DNA and RNA typically isn't self-replicating. As indicated in this very quote is takes a machine to do so.
In a world with 'volcanoes' that emit pure hydrogen gas and pure oxygen gas (not from the same 'volcano', H2O could indeed be self-replicating by generating a greenhouse effect raising the temperature to the autoignition point of hydrogen gas (535°C according to Wikipedia).
These are nitpicks, though. I get the general point.
I'm always delighted by how the real content is always in the comments. I wish I understood the principle of sociology/psychology that caused this to be true.
It's probably pretty simple: someone writes a thought-provoking article, and then the experts cone together to discuss it. Among the experts there are people with interesting views or ability explain complicated things simply.
I wonder if we could switch to "ation scale" where every number is notated as fractional N-ation required to make it. Then we can fit any natural number we use betwern 3 and 4, and even BB numbers will not be very scary. We get them back to the realm of writedownity.
Is there a function to convert fractional numbers between natural and ation scale? A(2) = 4, A(3) = 27, A(4) = 10 ^ (10 ^ 154), but what's A(3.5)?
This program is at least related to what you want: https://googology.fandom.com/wiki/Hypercalc -- and the community there has devised other systems for representing huge numbers with compact notations.

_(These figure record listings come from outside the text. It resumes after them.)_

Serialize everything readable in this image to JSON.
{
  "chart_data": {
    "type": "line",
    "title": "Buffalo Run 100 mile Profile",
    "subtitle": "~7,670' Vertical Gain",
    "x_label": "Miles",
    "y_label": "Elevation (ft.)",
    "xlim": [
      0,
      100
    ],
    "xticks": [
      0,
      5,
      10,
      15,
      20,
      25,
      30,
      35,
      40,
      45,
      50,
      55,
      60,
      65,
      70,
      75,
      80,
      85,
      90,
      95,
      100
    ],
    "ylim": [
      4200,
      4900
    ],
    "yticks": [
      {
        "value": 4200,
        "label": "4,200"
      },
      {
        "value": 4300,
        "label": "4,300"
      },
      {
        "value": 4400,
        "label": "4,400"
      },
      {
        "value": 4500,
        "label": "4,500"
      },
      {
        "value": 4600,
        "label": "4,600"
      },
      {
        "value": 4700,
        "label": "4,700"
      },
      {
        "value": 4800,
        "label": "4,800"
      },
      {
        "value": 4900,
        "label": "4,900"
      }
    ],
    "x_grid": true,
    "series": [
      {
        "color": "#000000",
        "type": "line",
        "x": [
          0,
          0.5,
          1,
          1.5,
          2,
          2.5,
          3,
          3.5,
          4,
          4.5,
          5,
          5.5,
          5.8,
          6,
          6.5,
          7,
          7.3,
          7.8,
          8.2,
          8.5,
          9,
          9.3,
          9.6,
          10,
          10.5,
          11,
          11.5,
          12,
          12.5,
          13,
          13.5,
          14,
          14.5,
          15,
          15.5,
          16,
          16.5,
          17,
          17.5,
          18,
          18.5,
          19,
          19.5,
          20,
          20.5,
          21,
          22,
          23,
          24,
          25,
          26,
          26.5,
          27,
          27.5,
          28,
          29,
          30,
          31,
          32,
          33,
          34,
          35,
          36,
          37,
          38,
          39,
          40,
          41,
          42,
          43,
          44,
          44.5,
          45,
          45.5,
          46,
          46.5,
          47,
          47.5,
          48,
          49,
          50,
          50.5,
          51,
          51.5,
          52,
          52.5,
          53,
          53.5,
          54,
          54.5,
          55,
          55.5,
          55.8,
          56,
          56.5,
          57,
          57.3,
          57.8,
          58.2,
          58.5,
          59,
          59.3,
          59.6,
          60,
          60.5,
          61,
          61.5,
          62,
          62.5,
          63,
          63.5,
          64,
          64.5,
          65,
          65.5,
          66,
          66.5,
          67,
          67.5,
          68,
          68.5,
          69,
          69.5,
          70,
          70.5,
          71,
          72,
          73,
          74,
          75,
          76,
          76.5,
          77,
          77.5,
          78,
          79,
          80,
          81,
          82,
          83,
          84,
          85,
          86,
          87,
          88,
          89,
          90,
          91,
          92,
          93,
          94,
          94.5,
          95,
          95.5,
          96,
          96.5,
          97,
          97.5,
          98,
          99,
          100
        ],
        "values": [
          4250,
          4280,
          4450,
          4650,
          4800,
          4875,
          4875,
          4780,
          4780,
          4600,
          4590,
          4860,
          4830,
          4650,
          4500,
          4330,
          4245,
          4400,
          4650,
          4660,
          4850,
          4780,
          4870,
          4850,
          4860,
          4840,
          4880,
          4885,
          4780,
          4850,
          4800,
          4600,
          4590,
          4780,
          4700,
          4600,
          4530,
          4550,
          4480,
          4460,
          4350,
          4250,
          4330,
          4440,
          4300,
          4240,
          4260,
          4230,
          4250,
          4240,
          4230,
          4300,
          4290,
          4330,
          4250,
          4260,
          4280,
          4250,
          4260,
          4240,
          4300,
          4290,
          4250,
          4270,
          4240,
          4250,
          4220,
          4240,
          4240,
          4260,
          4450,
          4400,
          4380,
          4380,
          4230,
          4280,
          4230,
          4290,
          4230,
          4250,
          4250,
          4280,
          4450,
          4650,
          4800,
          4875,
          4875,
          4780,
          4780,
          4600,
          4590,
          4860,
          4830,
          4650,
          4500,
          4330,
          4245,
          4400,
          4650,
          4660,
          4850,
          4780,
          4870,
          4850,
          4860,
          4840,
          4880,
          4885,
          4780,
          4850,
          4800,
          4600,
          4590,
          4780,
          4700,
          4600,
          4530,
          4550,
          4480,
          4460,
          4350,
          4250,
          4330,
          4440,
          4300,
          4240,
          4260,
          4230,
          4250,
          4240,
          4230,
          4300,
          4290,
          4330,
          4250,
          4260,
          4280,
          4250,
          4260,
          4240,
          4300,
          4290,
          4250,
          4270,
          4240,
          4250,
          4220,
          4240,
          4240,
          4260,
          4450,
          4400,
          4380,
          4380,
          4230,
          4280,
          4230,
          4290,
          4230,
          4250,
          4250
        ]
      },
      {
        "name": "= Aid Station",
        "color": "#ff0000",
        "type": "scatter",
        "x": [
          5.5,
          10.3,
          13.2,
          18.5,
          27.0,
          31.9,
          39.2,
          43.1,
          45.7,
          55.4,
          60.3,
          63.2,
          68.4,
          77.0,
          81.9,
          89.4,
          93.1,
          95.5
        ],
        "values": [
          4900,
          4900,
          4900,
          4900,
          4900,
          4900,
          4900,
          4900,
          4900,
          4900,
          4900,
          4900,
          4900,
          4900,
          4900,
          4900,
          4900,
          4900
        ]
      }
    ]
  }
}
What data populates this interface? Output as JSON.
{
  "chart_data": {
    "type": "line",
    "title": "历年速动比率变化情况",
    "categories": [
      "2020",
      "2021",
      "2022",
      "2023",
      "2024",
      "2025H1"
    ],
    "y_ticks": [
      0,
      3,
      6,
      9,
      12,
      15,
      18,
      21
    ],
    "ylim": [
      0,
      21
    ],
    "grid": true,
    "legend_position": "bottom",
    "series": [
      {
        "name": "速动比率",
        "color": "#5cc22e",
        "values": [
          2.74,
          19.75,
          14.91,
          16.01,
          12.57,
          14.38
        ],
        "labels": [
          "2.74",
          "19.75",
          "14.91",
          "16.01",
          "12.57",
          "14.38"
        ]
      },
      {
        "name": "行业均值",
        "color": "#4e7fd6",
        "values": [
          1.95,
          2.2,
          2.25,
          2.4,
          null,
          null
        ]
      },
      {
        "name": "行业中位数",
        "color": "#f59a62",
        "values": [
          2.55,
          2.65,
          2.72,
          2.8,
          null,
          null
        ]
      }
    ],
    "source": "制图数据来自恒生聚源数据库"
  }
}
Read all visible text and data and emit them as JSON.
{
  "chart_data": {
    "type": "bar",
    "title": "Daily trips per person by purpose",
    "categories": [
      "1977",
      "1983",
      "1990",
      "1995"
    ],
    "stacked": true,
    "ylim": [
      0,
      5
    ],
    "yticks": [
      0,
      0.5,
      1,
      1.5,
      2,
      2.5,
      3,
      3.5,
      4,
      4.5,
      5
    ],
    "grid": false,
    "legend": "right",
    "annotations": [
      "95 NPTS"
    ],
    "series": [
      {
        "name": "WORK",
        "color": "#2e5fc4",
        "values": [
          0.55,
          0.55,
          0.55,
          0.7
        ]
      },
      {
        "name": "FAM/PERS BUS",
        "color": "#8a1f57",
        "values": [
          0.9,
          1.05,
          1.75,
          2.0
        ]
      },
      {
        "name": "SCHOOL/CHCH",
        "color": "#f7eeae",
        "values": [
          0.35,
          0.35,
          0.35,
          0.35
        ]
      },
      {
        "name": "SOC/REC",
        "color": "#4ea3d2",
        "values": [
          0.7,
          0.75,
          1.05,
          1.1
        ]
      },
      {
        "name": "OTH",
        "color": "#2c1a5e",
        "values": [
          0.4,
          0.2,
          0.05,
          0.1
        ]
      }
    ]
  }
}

You can regard multiplication as repeated additions, exponentiation as repeated multiplications, tetration as repeated exponentiation and so on. Of course they are not just repeated operations; you've got to define them for negative, fractional and complex operands in a justifiable way as well. Note that those operations also form a sequence, so let's rename addition to 1-ation, ..., tetration to 4-ation (in fact tetra- prefix exactly means this) and so on. Now, what could be 2.5-ation or pi-ation?
A program that checks the axioms of Peano arithmetic, or of ZF set theory is undecidable, we know that from Gödel's incompleteness theorems.
So then it becomes a sort of competition: who can write the shortest Turing machine that encodes that program. Kinda like a demo-scene for mathematicians.